6/03/2013

NO QUEBRA-NOZES, COM MACHADO DE ASSIS


Cada vez me conscientizo mais de que Machado de Assis ‘viu’ como ninguém o Rio de Janeiro de seu tempo. Os problemas sociais, os políticos – toda a saga urbana de um povo foi retratada por ele, não escapando nem o teatro que se fazia então.

Não sendo autor de nomeada nesse gênero, passou a crítico teatral e – pasmem! – a censor oficial não remunerado do CDB – Conservatório Dramático Brasileiro, exercendo essas funções de 1862 a 1864.

Para se entender isso, é preciso remontar ao projeto cultural de Machado de Assis – como crítico e cronista –, que teve três fases distintas: a primeira, considerada nacionalista-romântica, em que rebateu a penetração de peças estrangeiras no Brasil; a segunda, uma ação pedagógica em que começa a aceitar a alteridade, especialmente o teatro francês de qualidade; e a última, de um nacionalismo voltado para o povo, com suas crônicas maduras em que procurou analisar as mazelas do brasileiro, visando à busca de uma identidade nacional.

Essas são algumas considerações que faço inicialmente, a partir da leitura do magnífico ensaio de Eduardo Luz intitulado O quebra-nozes de Machado de Assis – crítica e nacionalismo, Edições UFC (Universidade Federal do Ceará), Fortaleza, 243 páginas.

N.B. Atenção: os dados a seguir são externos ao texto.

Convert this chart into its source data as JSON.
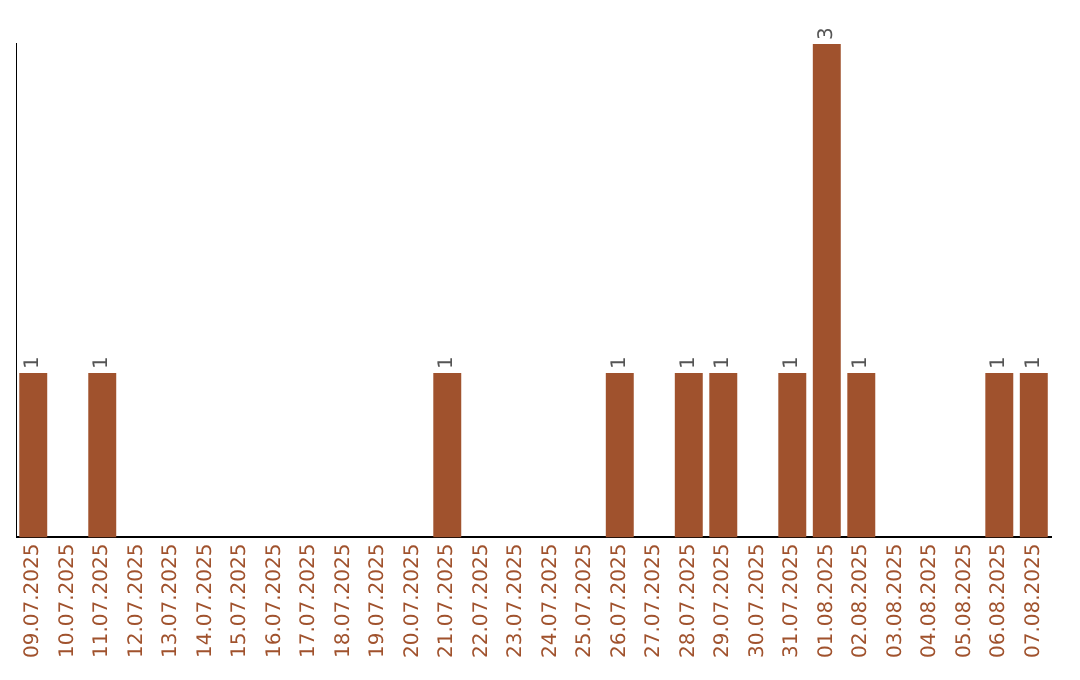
{
  "chart_data": {
    "type": "bar",
    "categories": [
      "09.07.2025",
      "10.07.2025",
      "11.07.2025",
      "12.07.2025",
      "13.07.2025",
      "14.07.2025",
      "15.07.2025",
      "16.07.2025",
      "17.07.2025",
      "18.07.2025",
      "19.07.2025",
      "20.07.2025",
      "21.07.2025",
      "22.07.2025",
      "23.07.2025",
      "24.07.2025",
      "25.07.2025",
      "26.07.2025",
      "27.07.2025",
      "28.07.2025",
      "29.07.2025",
      "30.07.2025",
      "31.07.2025",
      "01.08.2025",
      "02.08.2025",
      "03.08.2025",
      "04.08.2025",
      "05.08.2025",
      "06.08.2025",
      "07.08.2025"
    ],
    "values": [
      1,
      0,
      1,
      0,
      0,
      0,
      0,
      0,
      0,
      0,
      0,
      0,
      1,
      0,
      0,
      0,
      0,
      1,
      0,
      1,
      1,
      0,
      1,
      3,
      1,
      0,
      0,
      0,
      1,
      1
    ],
    "value_labels": [
      "1",
      null,
      "1",
      null,
      null,
      null,
      null,
      null,
      null,
      null,
      null,
      null,
      "1",
      null,
      null,
      null,
      null,
      "1",
      null,
      "1",
      "1",
      null,
      "1",
      "3",
      "1",
      null,
      null,
      null,
      "1",
      "1"
    ],
    "color": "#a0522d",
    "grid": false,
    "legend": false,
    "tick_labels": "x"
  }
}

Aqui, acompanhamos o trajeto machadiano mapeado paulatinamente, não sem mostrar o crescimento e o avanço que permitiram a ele tornar-se o mais importante escritor do Oitocentos brasileiro.
Naquela fase inicial, o jovem Machado torcia o nariz para o teatro que vinha de fora, rejeitando a “cozinha estranha”, e propunha ao governo imperial normas para a valorização da produção interna. Sua atividade como censor batia nessa tecla e em outras como o aprimoramento dos textos que lhe chegavam para análise e liberação, e, concomitantemente, buscava meios que pudessem promover o refinamento do público.

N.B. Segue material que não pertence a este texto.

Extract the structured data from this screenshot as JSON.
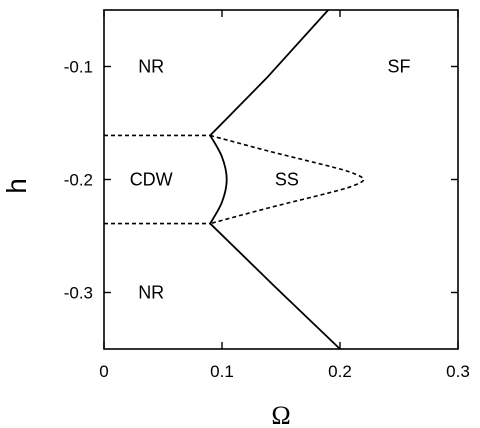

Enquanto isso, “expandia-se e diversificava-se o público de baixa comédia” (p. 81). Também não se poderia exigir muito de um país cuja população contava tanto em 1876 quanto em 1900 com 84% de analfabetos, segundo o Censo.

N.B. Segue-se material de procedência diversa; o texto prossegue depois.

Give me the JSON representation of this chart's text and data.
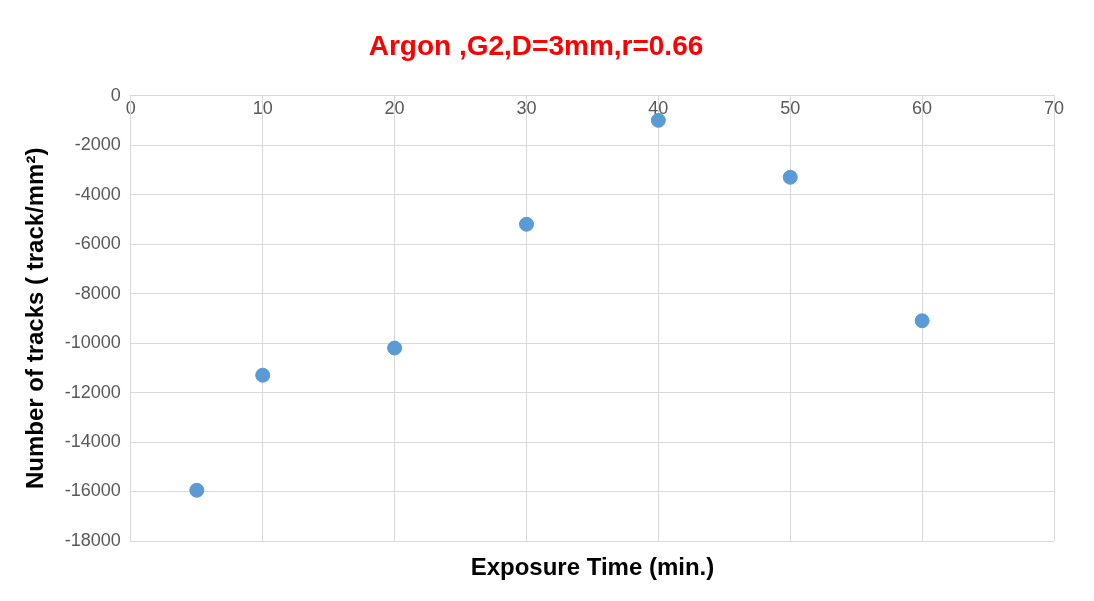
{
  "chart_data": {
    "type": "scatter",
    "title": "Argon ,G2,D=3mm,r=0.66",
    "xlabel": "Exposure Time (min.)",
    "ylabel": "Number of tracks ( track/mm²)",
    "x": [
      5,
      10,
      20,
      30,
      40,
      50,
      60
    ],
    "series": [
      {
        "color": "#5b9bd5",
        "values": [
          -15950,
          -11300,
          -10200,
          -5200,
          -1000,
          -3300,
          -9100
        ]
      }
    ],
    "xlim": [
      0,
      70
    ],
    "xticks": [
      0,
      10,
      20,
      30,
      40,
      50,
      60,
      70
    ],
    "ylim": [
      -18000,
      0
    ],
    "yticks": [
      -18000,
      -16000,
      -14000,
      -12000,
      -10000,
      -8000,
      -6000,
      -4000,
      -2000,
      0
    ],
    "grid": true,
    "legend": false,
    "marker": "circle"
  }
}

Por outro lado, o governo imperial vedava, entre outros itens, as peças que se apresentassem “contra a veneração à Nossa Santa Religião, contra o respeito devido aos Poderes Políticos da Nação e às Autoridades constituídas, e contra a guarda da moral e decência pública” (p. 74).

Poderíamos falar bem mais sobre esse ensaio de Eduardo Luz, feliz edição da Universidade Federal do Ceará, mas paremos machadeanamente no título. É Machado quem faz, numa crônica de 3 de abril de 1885, uma relação entre as nozes e as ideias, já que em ambas é preciso quebrar a “casca” para saber o que têm dentro. Aí reside o segredo da descoberta.

Sempre o velho-novo Machado para nos mostrar – recorrendo a outra metáfora que não a das nozes – com quantos paus se faz uma canoa... na vida e na ficção.